Economists had expected the country’s August trade deficit to be $23 billion, according to a Reuters poll. The deficit stood at $23.5 billion in the previous month.
“Exports are facing huge challenges on current global circumstances,” Trade Secretary Sunil Barthwal told reporters, in regard to the monthly trade data.
Rising shipping costs and a slowdown in China coupled with recessionary trends in Europe and the US were also impacting exports, he said.
Outbound shipments from the world’s fifth-largest economy fell 9.3% year-on-year, for the second month in a row, to $34.71 billion last month, data showed, while imports increased by 3.3% to $64.36 billion.
Monthly gold imports in August surged more than three times to $10.06 billion compared to the previous month, partly due to an increase in domestic demand, a senior commerce ministry official said.
In value terms, August gold imports were the highest since March 2021, when they had touched $8.5 billion, according to Reuters calculations.

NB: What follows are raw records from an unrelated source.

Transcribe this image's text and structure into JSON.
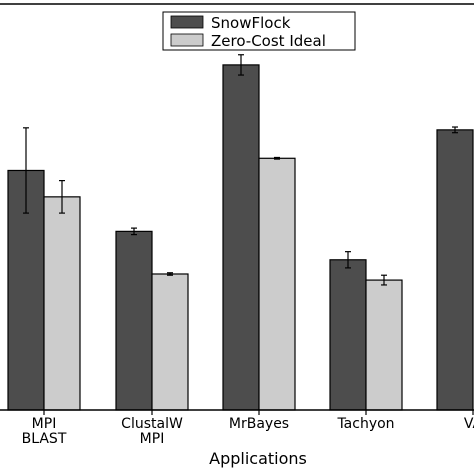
{
  "chart_data": {
    "type": "bar",
    "title": "",
    "xlabel": "Applications",
    "ylabel": "",
    "ylim": [
      0,
      100
    ],
    "categories": [
      [
        "MPI",
        "BLAST"
      ],
      [
        "ClustalW",
        "MPI"
      ],
      [
        "MrBayes"
      ],
      [
        "Tachyon"
      ],
      [
        "VA"
      ]
    ],
    "series": [
      {
        "name": "SnowFlock",
        "color": "#4d4d4d",
        "values": [
          59,
          44,
          85,
          37,
          69
        ],
        "errors": [
          10.5,
          0.8,
          2.5,
          2.0,
          0.7
        ]
      },
      {
        "name": "Zero-Cost Ideal",
        "color": "#cccccc",
        "values": [
          52.5,
          33.5,
          62,
          32,
          null
        ],
        "errors": [
          4.0,
          0.3,
          0.2,
          1.2,
          null
        ]
      }
    ],
    "legend": {
      "placement": "top-center"
    },
    "grid": false
  }
}
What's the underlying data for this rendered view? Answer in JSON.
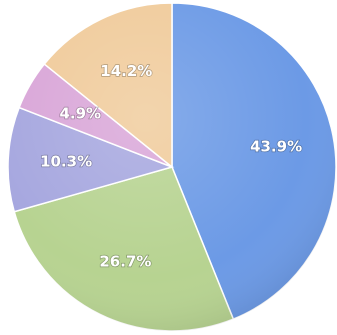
{
  "chart_data": {
    "type": "pie",
    "title": "",
    "start_angle_deg": 0,
    "direction": "clockwise",
    "slices": [
      {
        "label": "43.9%",
        "value": 43.9,
        "color": "#6c9ae6"
      },
      {
        "label": "26.7%",
        "value": 26.7,
        "color": "#b7d391"
      },
      {
        "label": "10.3%",
        "value": 10.3,
        "color": "#a6a7df"
      },
      {
        "label": "4.9%",
        "value": 4.9,
        "color": "#d9a6d8"
      },
      {
        "label": "14.2%",
        "value": 14.2,
        "color": "#f0cb9b"
      }
    ]
  }
}
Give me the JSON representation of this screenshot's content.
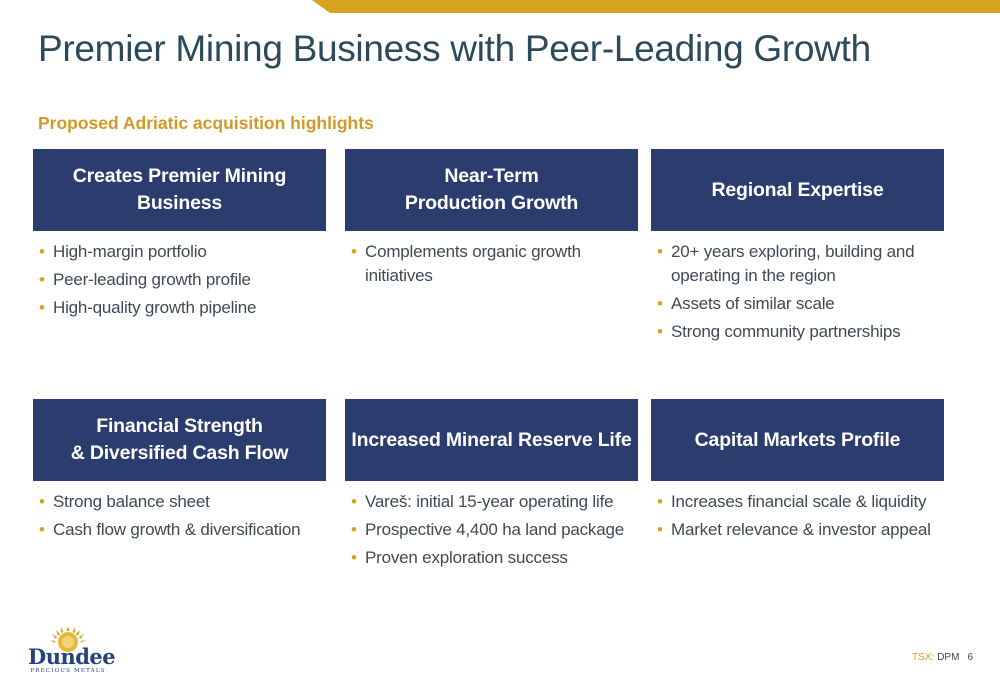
{
  "title": "Premier Mining Business with Peer-Leading Growth",
  "subtitle": "Proposed Adriatic acquisition highlights",
  "cards": [
    {
      "header": "Creates Premier Mining\nBusiness",
      "bullets": [
        "High-margin portfolio",
        "Peer-leading growth profile",
        "High-quality growth pipeline"
      ]
    },
    {
      "header": "Near-Term\nProduction Growth",
      "bullets": [
        "Complements organic growth initiatives"
      ]
    },
    {
      "header": "Regional Expertise",
      "bullets": [
        "20+ years exploring, building and operating in the region",
        "Assets of similar scale",
        "Strong community partnerships"
      ]
    },
    {
      "header": "Financial Strength\n& Diversified Cash Flow",
      "bullets": [
        "Strong balance sheet",
        "Cash flow growth & diversification"
      ]
    },
    {
      "header": "Increased Mineral Reserve Life",
      "bullets": [
        "Vareš: initial 15-year operating life",
        "Prospective 4,400 ha land package",
        "Proven exploration success"
      ]
    },
    {
      "header": "Capital Markets Profile",
      "bullets": [
        "Increases financial scale & liquidity",
        "Market relevance & investor appeal"
      ]
    }
  ],
  "logo": {
    "name": "Dundee",
    "tagline": "PRECIOUS METALS",
    "icon": "sun-emblem-icon"
  },
  "footer": {
    "exchange": "TSX:",
    "ticker": "DPM",
    "page": "6"
  },
  "colors": {
    "accent": "#d6a21f",
    "header_bg": "#2b3c6e",
    "title": "#2c4a5a",
    "subtitle": "#d19a27",
    "logo": "#25427c"
  }
}
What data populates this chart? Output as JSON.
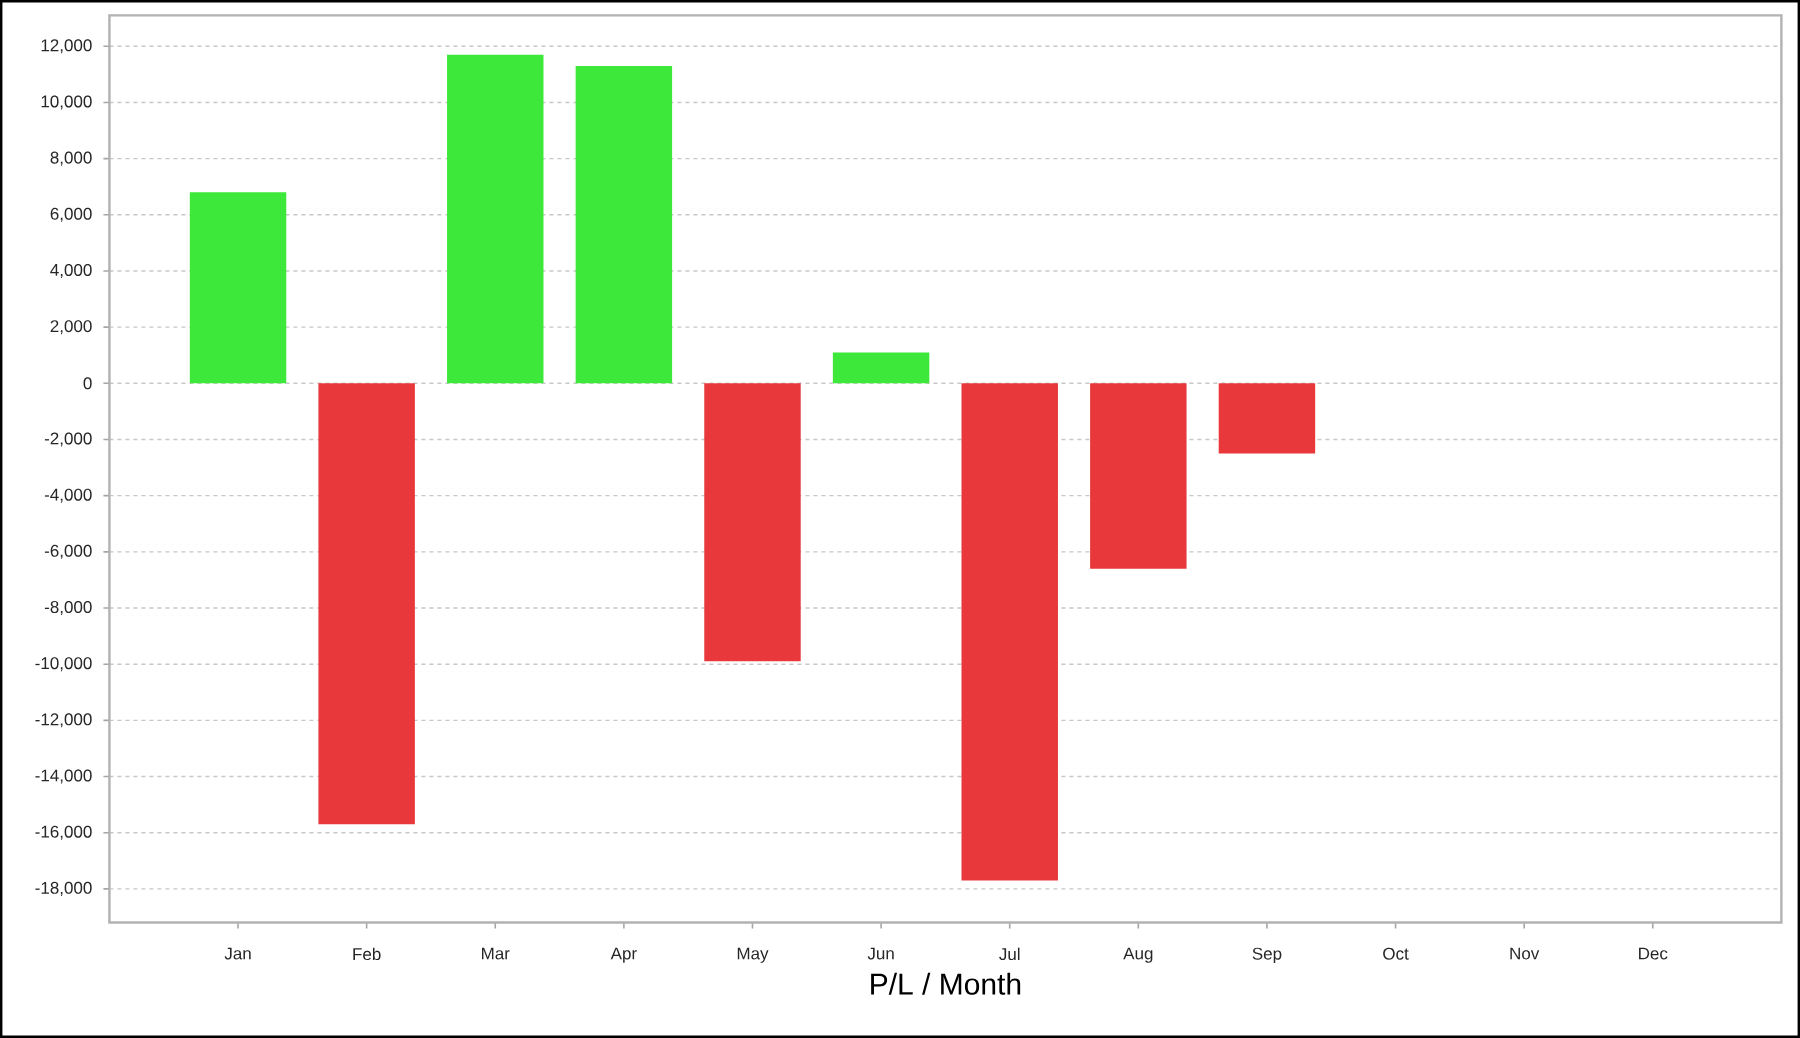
{
  "chart_data": {
    "type": "bar",
    "xlabel": "P/L / Month",
    "categories": [
      "Jan",
      "Feb",
      "Mar",
      "Apr",
      "May",
      "Jun",
      "Jul",
      "Aug",
      "Sep",
      "Oct",
      "Nov",
      "Dec"
    ],
    "values": [
      6800,
      -15700,
      11700,
      11300,
      -9900,
      1100,
      -17700,
      -6600,
      -2500,
      null,
      null,
      null
    ],
    "colors": [
      "#3de83a",
      "#e8383c",
      "#3de83a",
      "#3de83a",
      "#e8383c",
      "#3de83a",
      "#e8383c",
      "#e8383c",
      "#e8383c",
      null,
      null,
      null
    ],
    "ylim": [
      -19200,
      13100
    ],
    "yticks": [
      {
        "value": -18000,
        "label": "-18,000"
      },
      {
        "value": -16000,
        "label": "-16,000"
      },
      {
        "value": -14000,
        "label": "-14,000"
      },
      {
        "value": -12000,
        "label": "-12,000"
      },
      {
        "value": -10000,
        "label": "-10,000"
      },
      {
        "value": -8000,
        "label": "-8,000"
      },
      {
        "value": -6000,
        "label": "-6,000"
      },
      {
        "value": -4000,
        "label": "-4,000"
      },
      {
        "value": -2000,
        "label": "-2,000"
      },
      0,
      {
        "value": 2000,
        "label": "2,000"
      },
      {
        "value": 4000,
        "label": "4,000"
      },
      {
        "value": 6000,
        "label": "6,000"
      },
      {
        "value": 8000,
        "label": "8,000"
      },
      {
        "value": 10000,
        "label": "10,000"
      },
      {
        "value": 12000,
        "label": "12,000"
      }
    ],
    "grid": "y"
  }
}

Gold imports through official channels have also gone up after a cut in the import tariff to 6% from 15% in the budget in July, discouraging gold smuggling, the official said.
Services exports in August were estimated at $30.69 billion, and imports at $15.70 billion, compared with $28.71 billion and $15.09 billion, respectively, a year ago.
India’s total goods and services exports for the fiscal year 2023/24, which ended in March, stood at nearly $776 billion while imports for the same period were nearly $855 billion.
RISING SHIPPING COSTS
Exporters said Indian goods exports have been impacted by the escalating US-China trade war and rising freight costs, besides a fall in global commodity prices.
“Freight costs for Indian exporters’ shipping goods to Europe and the U.S. have more than doubled in the past year, driven by disruptions in the Red Sea,” said Ajay Srivastava, founder of the Delhi-based think tank Global Trade Research Initiative.
The think-tank has urged the government to take steps to strengthen domestic shipping lines and container production, noting that over 90% of India’s merchandise exports were dependent on global carriers like Maersk, MSC and COSCO.
The World Bank, in a report earlier this month, urged the Indian government to reduce import tariffs and integrate into global value chains to boost exports, noting the country’s manufacturing firms had not fully seized opportunities from China’s exit from these sectors.
The trade secretary said the trade deficit was not a matter of concern for an emerging economy like India.
“There is a huge consumption demand coming from the economy, which is growing at double the rate of other countries,” Barthwal said.